Najważniejsze informacje o finalistach.

Pohang Steelers – skreśleni w finale.

Steelers to fenomen na skalę światową. Mało kiedy tak słaba drużyna trafia do finałów wielkich turniejów. Jest to papierowy lew, ponieważ klub ten od 5-6 lat nie należy nawet do kandydatów na mistrza południowokoreańskiej K League. Finansowo oraz kadrowo leżą i obecnie klub składa się w większość z odrzutów lepszych drużyn czy niespełnionych nadziei reprezentacji.

Dość powiedzieć, że jedyny zawodnik, który może się pochwalić, że był rozpoznawalnym reprezentantem kraju to Oh Beom-Seok – 42 krotnie reprezentujący barwy Korei Południowej.
Problem w tym, że ma już 37 lat i dziś raczej występuje w roli motywatora młodszych kolegów ponieważ przez całą edycję LM 2021 zagrał ledwie 45 minut!

Gwiazda zespołu i kapitan Kang Sang-Woo to jedyny zawodnik, który przez ostatnie 12 miesięcy pojawił się na liście powołanych Paulo Bento. W wieku 28 lat ma już na koncie aż…1 występ w reprezentacji. Zresztą to innego rodzaju fenomen, ponieważ zaczynał karierę jako dziesiątka, w wojskowym klubie grała jako podwieszony napastnik a w Steelers w roli…lewego obrońcy.
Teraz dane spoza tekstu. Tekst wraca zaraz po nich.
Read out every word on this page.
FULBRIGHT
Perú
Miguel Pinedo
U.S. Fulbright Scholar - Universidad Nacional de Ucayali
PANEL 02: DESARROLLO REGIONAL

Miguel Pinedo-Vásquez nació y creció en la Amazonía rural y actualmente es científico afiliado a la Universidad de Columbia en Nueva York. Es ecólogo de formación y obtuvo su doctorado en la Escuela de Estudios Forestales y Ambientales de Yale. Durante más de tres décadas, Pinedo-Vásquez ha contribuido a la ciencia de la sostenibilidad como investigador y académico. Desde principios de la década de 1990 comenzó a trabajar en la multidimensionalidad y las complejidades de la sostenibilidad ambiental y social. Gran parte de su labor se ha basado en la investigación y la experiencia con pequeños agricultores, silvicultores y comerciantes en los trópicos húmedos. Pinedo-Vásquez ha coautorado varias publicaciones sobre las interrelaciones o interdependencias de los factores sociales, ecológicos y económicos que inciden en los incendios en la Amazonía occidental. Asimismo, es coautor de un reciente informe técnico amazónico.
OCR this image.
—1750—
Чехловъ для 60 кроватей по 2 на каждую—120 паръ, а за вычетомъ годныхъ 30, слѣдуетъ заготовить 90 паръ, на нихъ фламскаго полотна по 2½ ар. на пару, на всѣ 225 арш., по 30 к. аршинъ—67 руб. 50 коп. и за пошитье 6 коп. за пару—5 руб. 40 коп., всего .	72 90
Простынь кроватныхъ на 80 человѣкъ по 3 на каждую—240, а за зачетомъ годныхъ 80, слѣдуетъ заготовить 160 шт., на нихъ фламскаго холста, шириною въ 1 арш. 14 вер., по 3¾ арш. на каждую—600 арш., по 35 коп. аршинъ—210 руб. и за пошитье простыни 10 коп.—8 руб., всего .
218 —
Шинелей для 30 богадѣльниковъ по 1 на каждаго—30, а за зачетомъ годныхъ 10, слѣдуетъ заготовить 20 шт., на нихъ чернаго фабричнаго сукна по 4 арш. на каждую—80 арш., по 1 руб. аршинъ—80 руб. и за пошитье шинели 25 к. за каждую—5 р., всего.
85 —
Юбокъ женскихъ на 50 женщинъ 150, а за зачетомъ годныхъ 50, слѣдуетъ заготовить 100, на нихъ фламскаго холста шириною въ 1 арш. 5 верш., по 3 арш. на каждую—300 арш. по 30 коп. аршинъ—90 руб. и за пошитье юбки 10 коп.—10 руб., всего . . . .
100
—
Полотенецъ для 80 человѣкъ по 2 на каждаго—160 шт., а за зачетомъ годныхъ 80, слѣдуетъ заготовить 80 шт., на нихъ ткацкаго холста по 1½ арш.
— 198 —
Ich najlepszy strzelec Lim Sang-Hyub (10 bramek w lidze, 4 w lidze mistrzów) to niespełniony talent, który owszem miał kiedyś na tyle duży potencjał, iż dostał szansę w reprezentacji Taegeuk Warriors – jednak był to 2013 rok (1. tylko występ, 33 minuty w meczu towarzyskim). Przez ostatnie 2 lata napastnik ten zaliczył ledwie 12 występów ligowych w dwóch różnych drużynach, które bez skrupułów pozbyły się go przy pierwszej lepszej okazji.

Wszystkim tym przynudzam tylko, dlatego by docenić rolę trenera Kim Gi-Donga. Mając naprawdę słabej jakości budulec skonstruował finalistę Ligi Mistrzów. Niczym w filmach parszywa dwunastka, Suicide Squad czy komiksu Thunderbolts z niechcianych straceńców stworzył monolit, który potrafił wpierw zmieść z powierzchni ziemi klub Jakuba Świerczoka (zemsta na Nagoyi 3-0), czy wyeliminować broniącego tytuł Ulsan Hyundai.

Garść faktów.

– Drużyny z Korei Południowej grały wcześniej w dziewięciu finałach Ligi Mistrzów AFC (wygrywając sześć razy) – więcej razy niż jakikolwiek inny kraj.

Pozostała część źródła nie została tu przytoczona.